Burt sat on the couch. He put his glasses on and looked hesitantly at Jimmy Wing. “I’m not in a position to make any official statement.”

“This is off the record,” Jimmy said, “whatever you say, Burt.”

“Get him a drink, Kat,” Jackie said. “Then you all sit down. I’ll be Perry Mason.”

Jackie stalked slowly back and forth in front of Burt Lesser, scowling, darting fierce looks at him from time to time. She was the only one who didn’t seem to sense the awkwardness of the situation.

“Now then,” she said, “are you the president of the Palmland Development Company?”

“Yes, I am.”

“Is it the purpose and intent of this company to fill Grassy Bay and make a lot of money?”

“Uh … to make a lot of money for everyone. Yes indeed.”

“You were not in favor of the Grassy Bay fill two years ago, Mr. Lesser. Is that true?”

“I wasn’t in favor of it. I didn’t … uh … actively oppose it, but I wasn’t in favor of it either. But this is a different situation.” He smiled at Kat and Ross and Jimmy, the smile of someone who is going along with a joke and wants to be appreciated.

“What’s so different about it?”

“Several things, Mrs. Halley. Several important things. We’re in a little business slump in Palm County, and we weren’t two years ago. This could be a tremendous shot in the arm.

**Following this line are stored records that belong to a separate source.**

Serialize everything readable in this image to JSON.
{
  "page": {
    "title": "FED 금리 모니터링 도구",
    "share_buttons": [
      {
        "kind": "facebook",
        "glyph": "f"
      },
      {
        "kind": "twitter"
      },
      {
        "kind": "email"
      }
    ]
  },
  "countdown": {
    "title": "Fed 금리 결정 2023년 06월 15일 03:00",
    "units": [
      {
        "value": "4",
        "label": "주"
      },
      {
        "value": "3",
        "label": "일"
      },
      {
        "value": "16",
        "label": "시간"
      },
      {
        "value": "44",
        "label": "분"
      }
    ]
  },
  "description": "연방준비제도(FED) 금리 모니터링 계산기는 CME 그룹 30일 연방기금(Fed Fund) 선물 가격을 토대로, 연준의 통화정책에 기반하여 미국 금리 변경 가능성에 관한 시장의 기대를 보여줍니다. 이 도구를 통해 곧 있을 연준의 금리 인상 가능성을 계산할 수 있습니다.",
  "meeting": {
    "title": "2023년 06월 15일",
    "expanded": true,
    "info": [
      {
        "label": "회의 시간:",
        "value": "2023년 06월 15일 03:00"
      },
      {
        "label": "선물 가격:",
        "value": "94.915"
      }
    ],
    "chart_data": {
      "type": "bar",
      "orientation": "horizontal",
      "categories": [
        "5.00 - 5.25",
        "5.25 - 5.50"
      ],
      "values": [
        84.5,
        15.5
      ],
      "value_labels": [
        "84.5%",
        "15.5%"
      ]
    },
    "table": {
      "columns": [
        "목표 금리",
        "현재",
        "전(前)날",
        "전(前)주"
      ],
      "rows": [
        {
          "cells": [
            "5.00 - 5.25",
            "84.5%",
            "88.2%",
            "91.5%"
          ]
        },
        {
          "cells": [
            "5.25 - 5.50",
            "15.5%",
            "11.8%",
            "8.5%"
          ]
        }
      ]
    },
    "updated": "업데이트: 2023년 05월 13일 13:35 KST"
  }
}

Also, having local people in control of it assures a real tasteful development.
We don’t want to foul our own nest, you might say. Palmland Isles will be a credit to the area in every sense of the word.”

“Is that what you’re calling it? Ugh!”

“In every sense of the word. And we shall place all possible contracts and orders right here in Palm County. I have close contact with all the businessmen in the area, Mrs. Halley. I can assure you that the support for Palmland Isles is overwhelming. I think that you people are … uh … doing a disservice to the community by trying to oppose it.”

Jackie paced for a few silent moments. She stopped, whirled, pointed her finger so energetically at Burt that it made him flinch. “You have the feeling that this project will go through?”